Wilks’s final argument is meritless. As every other Court of Appeals that has addressed the issue has said, a term of supervised release does not count towards a statute’s maximum sentence because supervised release and incarceration are “two statutorily distinct modes of punishment. ... The supervised release period is an independent element of the sentence. It is not carved out of the maximum permissible time allotted for incarceration under some other criminal statute.” United States v. Work, 409 F.3d 484, 489 (1st Cir.2005) (citing United States v. West, 898 F.2d 1493, 1504 (11th Cir.1990)). See also United States v. Cenna, 448 F.3d 1279, 1281 (11th Cir.2006) (concluding that it is a “well-settled rule that a term of supervised release may be imposed in addition to the statutory maximum term of imprisonment”) (citing Work, 409 F.3d at 489-91) (citations omitted); United States v. Hinson, 429 F.3d 114, 115-16 (5th Cir.2005); United States v. Pettus, 303 F.3d 480, 487 (2nd Cir.2002) (declaring that “punishment for a violation of supervised release, when combined with punishment for the original offense, may exceed the statutory maximum for the underlying substantive offense”) (quoting United States v. Wirth, 250 F.3d 165, 170 n. 3 (2nd Cir.2001)); United States v. Colt, 126 F.3d 981, 982-83 (7th Cir.1997); United States v. Wright, 2 F.3d 175, 179-80 (6th Cir.1993); United States v. Purvis, 940 F.2d 1276, 1278 (9th Cir.1991) (“We have expressly and repeatedly held that a sentencing court may impose a term of supervised release which, when combined with the term of imprisonment, results in a total sentence beyond the statutory maximum for the substantive offense.”) (citations omitted). Therefore, it is clear that the sentence imposed did not exceed the statutory maximum term of 120 months’ imprisonment.

III.

For these reasons, we will AFFIRM the sentence imposed in the Judgment and Commitment Order of the District Court 
      
      . On September 23, 2005, the District Court granted Wilks's motion to proceed pro se.
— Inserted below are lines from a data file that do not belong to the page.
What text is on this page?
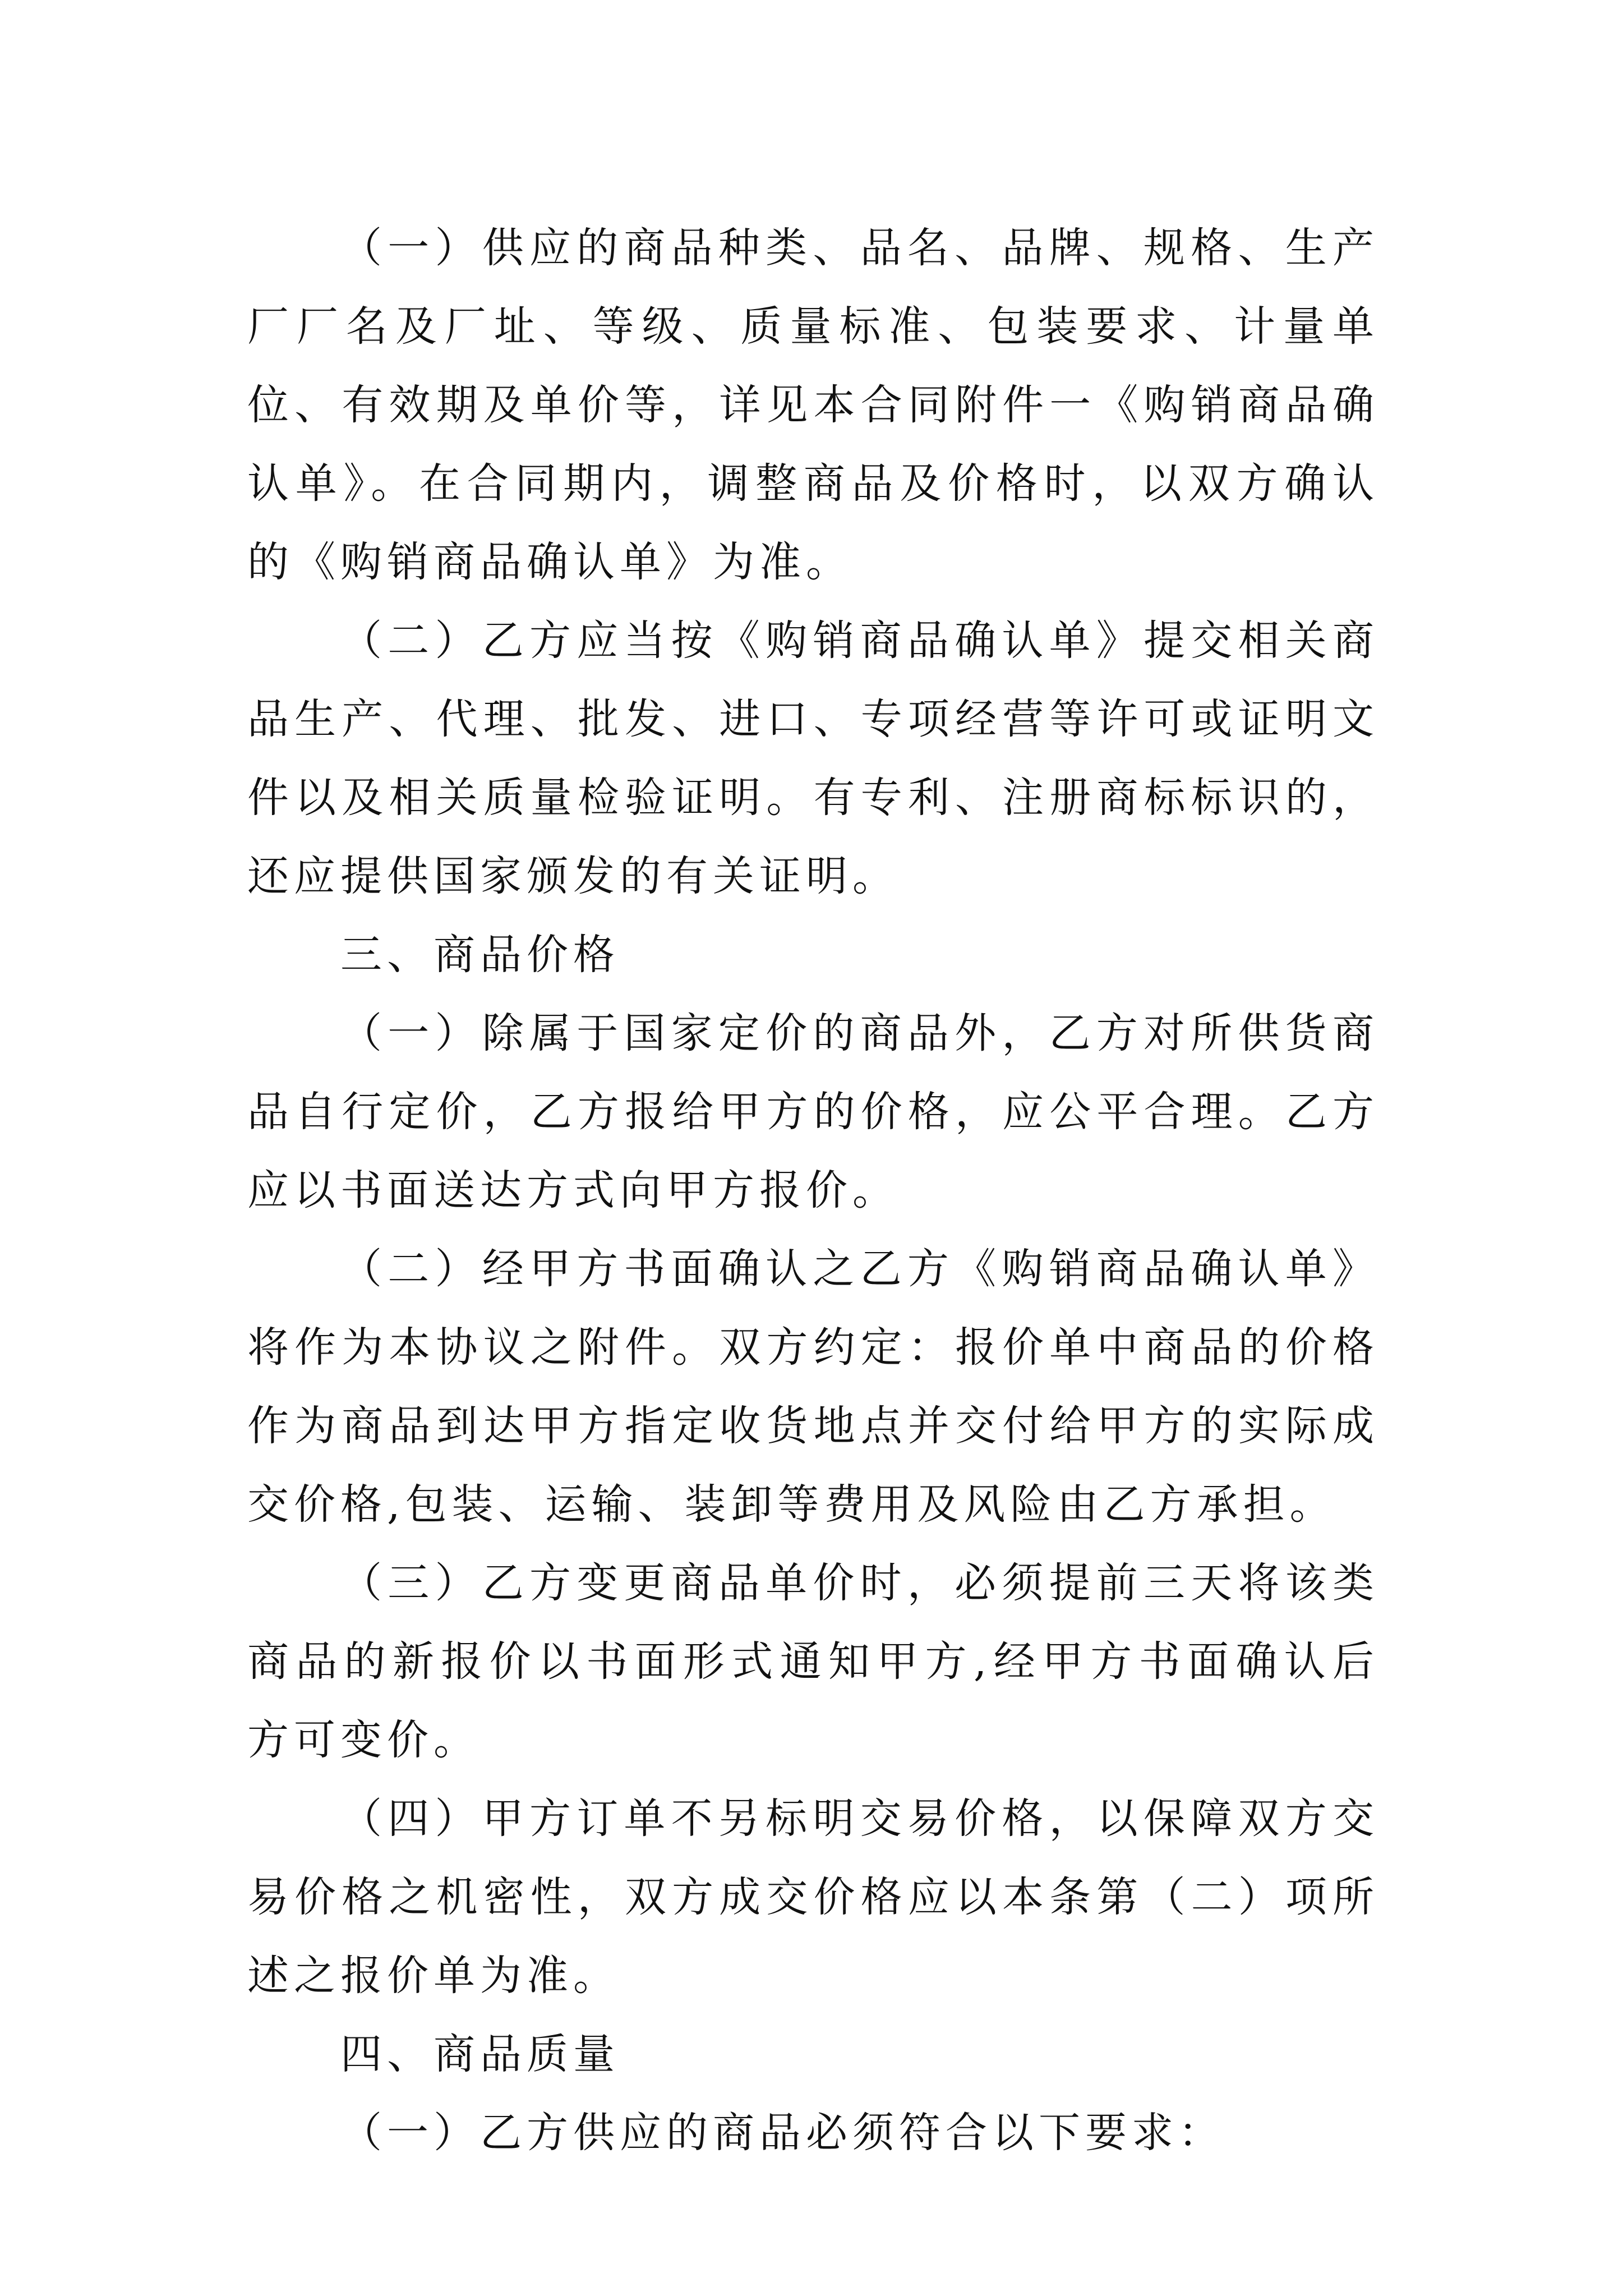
（一）供应的商品种类、品名、品牌、规格、生产厂厂名及厂址、等级、质量标准、包装要求、计量单位、有效期及单价等，详见本合同附件一《购销商品确认单》。在合同期内，调整商品及价格时，以双方确认的《购销商品确认单》为准。

（二）乙方应当按《购销商品确认单》提交相关商品生产、代理、批发、进口、专项经营等许可或证明文件以及相关质量检验证明。有专利、注册商标标识的，还应提供国家颁发的有关证明。

三、商品价格

（一）除属于国家定价的商品外，乙方对所供货商品自行定价，乙方报给甲方的价格，应公平合理。乙方应以书面送达方式向甲方报价。

（二）经甲方书面确认之乙方《购销商品确认单》将作为本协议之附件。双方约定：报价单中商品的价格作为商品到达甲方指定收货地点并交付给甲方的实际成交价格,包装、运输、装卸等费用及风险由乙方承担。

（三）乙方变更商品单价时，必须提前三天将该类商品的新报价以书面形式通知甲方,经甲方书面确认后方可变价。

（四）甲方订单不另标明交易价格，以保障双方交易价格之机密性，双方成交价格应以本条第（二）项所述之报价单为准。

四、商品质量

（一）乙方供应的商品必须符合以下要求：
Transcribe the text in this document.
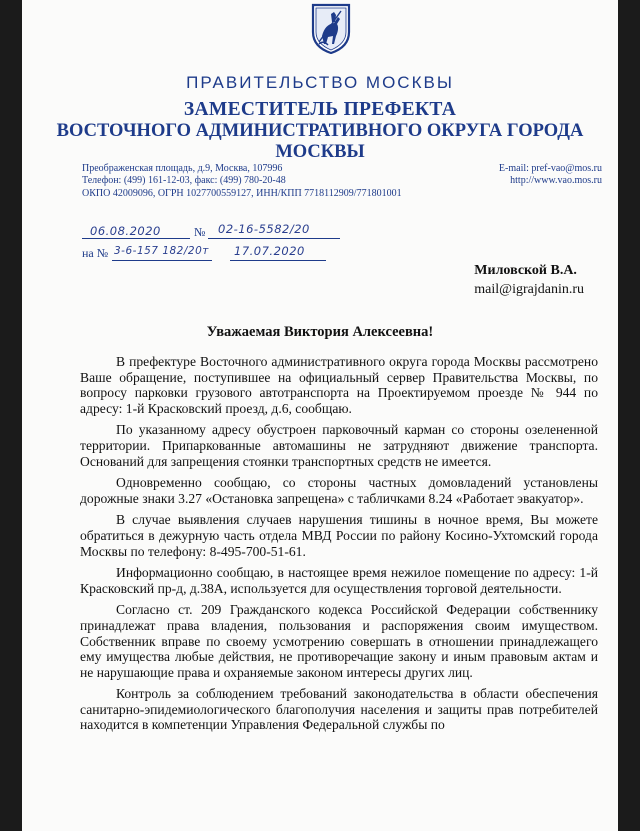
ПРАВИТЕЛЬСТВО МОСКВЫ
ЗАМЕСТИТЕЛЬ ПРЕФЕКТА
ВОСТОЧНОГО АДМИНИСТРАТИВНОГО ОКРУГА ГОРОДА МОСКВЫ
Преображенская площадь, д.9, Москва, 107996
Телефон: (499) 161-12-03, факс: (499) 780-20-48
ОКПО 42009096, ОГРН 1027700559127, ИНН/КПП 7718112909/771801001
E-mail: pref-vao@mos.ru
http://www.vao.mos.ru
06.08.2020	№ 02-16-5582/20
на № 3-6-157 182/20т 17.07.2020
Миловской В.А.
mail@igrajdanin.ru
Уважаемая Виктория Алексеевна!

В префектуре Восточного административного округа города Москвы рассмотрено Ваше обращение, поступившее на официальный сервер Правительства Москвы, по вопросу парковки грузового автотранспорта на Проектируемом проезде № 944 по адресу: 1-й Красковский проезд, д.6, сообщаю.

По указанному адресу обустроен парковочный карман со стороны озелененной территории. Припаркованные автомашины не затрудняют движение транспорта. Оснований для запрещения стоянки транспортных средств не имеется.

Одновременно сообщаю, со стороны частных домовладений установлены дорожные знаки 3.27 «Остановка запрещена» с табличками 8.24 «Работает эвакуатор».

В случае выявления случаев нарушения тишины в ночное время, Вы можете обратиться в дежурную часть отдела МВД России по району Косино-Ухтомский города Москвы по телефону: 8-495-700-51-61.

Информационно сообщаю, в настоящее время нежилое помещение по адресу: 1-й Красковский пр-д, д.38А, используется для осуществления торговой деятельности.

Согласно ст. 209 Гражданского кодекса Российской Федерации собственнику принадлежат права владения, пользования и распоряжения своим имуществом. Собственник вправе по своему усмотрению совершать в отношении принадлежащего ему имущества любые действия, не противоречащие закону и иным правовым актам и не нарушающие права и охраняемые законом интересы других лиц.

Контроль за соблюдением требований законодательства в области обеспечения санитарно-эпидемиологического благополучия населения и защиты прав потребителей находится в компетенции Управления Федеральной службы по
On August 29, 2006, we granted Wilks’s motion to proceed pro se on appeal in light of his waiver of counsel.
     
      
      . Wilks also asserts that government agents improperly lured him across state lines in order to supply the "interstate” element of the offense to which he pled guilty. However, pursuant to his conditional guilty plea, Wilks only preserved the right to appeal the District Court’s denial of his pre-trial motion to dismiss for violation of the Speedy Trial Act. Therefore, Wilks waived his right to appeal any other non-sentencing aspects of the proceedings below. See Fed.R.Crim.P. 11.
     
      
      . Wilks has submitted a letter, dated October 11, 2006, indicating that his case had been scheduled to proceed in the Circuit Court for Frederick County, Maryland, on February 13, 2007.